All the Light We Cannot See by Anthony Doerr, USA, 2014
This is a beautifully written and extremely thought-provoking book where poetry stands against the tragic background of war. Set in the 1930s and 1940s in France and Germany, the novel follows two characters: a blind Frenchgirl, Marie-Laure, whose father, Daniel, works at the Paris museum as a locksmith, and Werner, a German orphan who, because of his amazing technical ability, wins a place at the National Political Institute of Education at Schulpforta. Although Werner is hoping to be able to develop his technical skills and involve himself in maths and science, the Institute is in reality a place where youth are educated to be faithful to the Nazi cause.

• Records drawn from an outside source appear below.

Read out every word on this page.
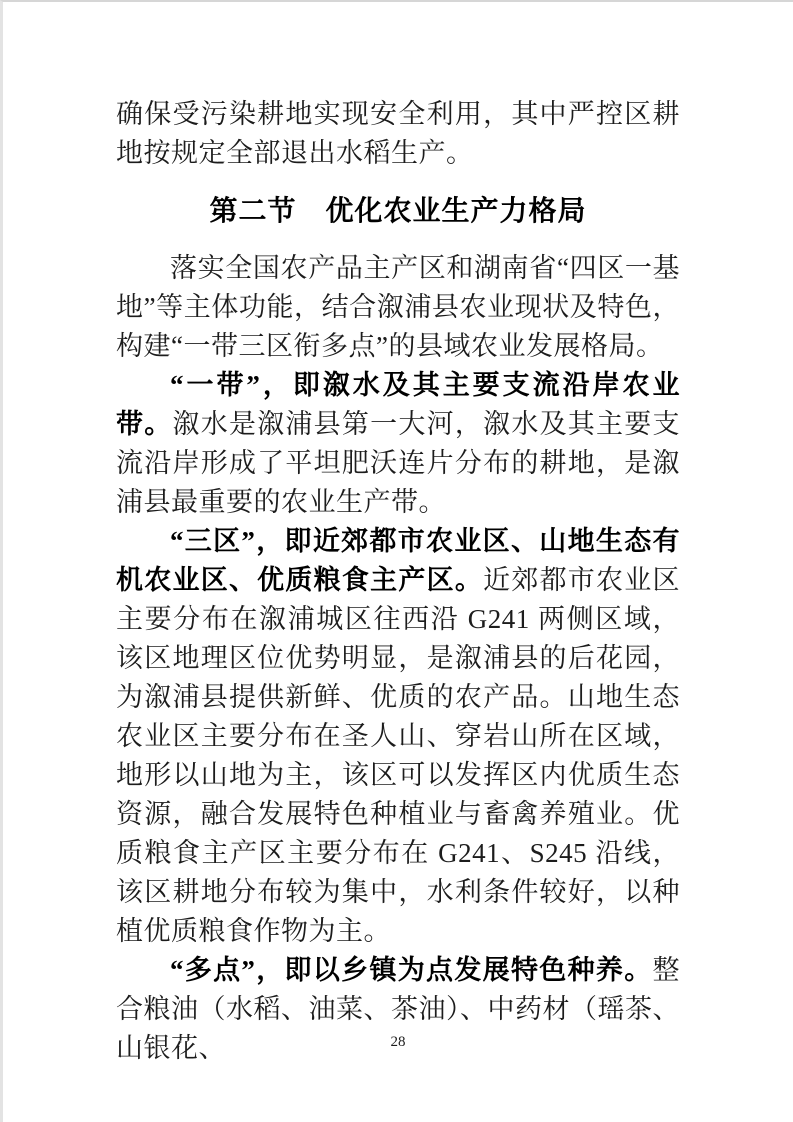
确保受污染耕地实现安全利用，其中严控区耕地按规定全部退出水稻生产。

第二节　优化农业生产力格局

落实全国农产品主产区和湖南省“四区一基地”等主体功能，结合溆浦县农业现状及特色，构建“一带三区衔多点”的县域农业发展格局。

“一带”，即溆水及其主要支流沿岸农业带。溆水是溆浦县第一大河，溆水及其主要支流沿岸形成了平坦肥沃连片分布的耕地，是溆浦县最重要的农业生产带。

“三区”，即近郊都市农业区、山地生态有机农业区、优质粮食主产区。近郊都市农业区主要分布在溆浦城区往西沿 G241 两侧区域，该区地理区位优势明显，是溆浦县的后花园，为溆浦县提供新鲜、优质的农产品。山地生态农业区主要分布在圣人山、穿岩山所在区域，地形以山地为主，该区可以发挥区内优质生态资源，融合发展特色种植业与畜禽养殖业。优质粮食主产区主要分布在 G241、S245 沿线，该区耕地分布较为集中，水利条件较好，以种植优质粮食作物为主。

“多点”，即以乡镇为点发展特色种养。整合粮油（水稻、油菜、茶油）、中药材（瑶茶、山银花、	28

Paris is occupied and Marie-Laure and her father flee to Saint-Malo where they find a temporary safe haven with Marie-Laure’s great-uncle. Her father is eventually captured, Marie-Laure becomes involved in the resistance, and finally, during the Allied bombing of Saint-Malo, she and Werner meet.
Fairy stories, legends and Jules Verne’s wonderful Twenty Thousand Leagues Under the Sea are woven around the atrocities and the waste of war, while the wonder of technical discovery and life itself are pivotal to the novel. In short, it is a story about the doing the right thing when it is difficult to know just what is right and what is wrong.
Photo of Anthony Doerr from www.theguardian.com
Although comprising more than 500 pages, it is a book that is difficult to put down; each short chapter spurring the reader to find out what happens next. My only comment on the negative side would be that there are some words and expressions, which though completely acceptable in modern-day America, tend to stand out uncomfortably when spoken by a European from the 1940s. Beautiful, sad, thrilling, moving and definitely thought-provoking, it can be possibly summed up in the words of Werner’s sister, Jutta: ‘Is it right to do something only because everyone else is doing it?’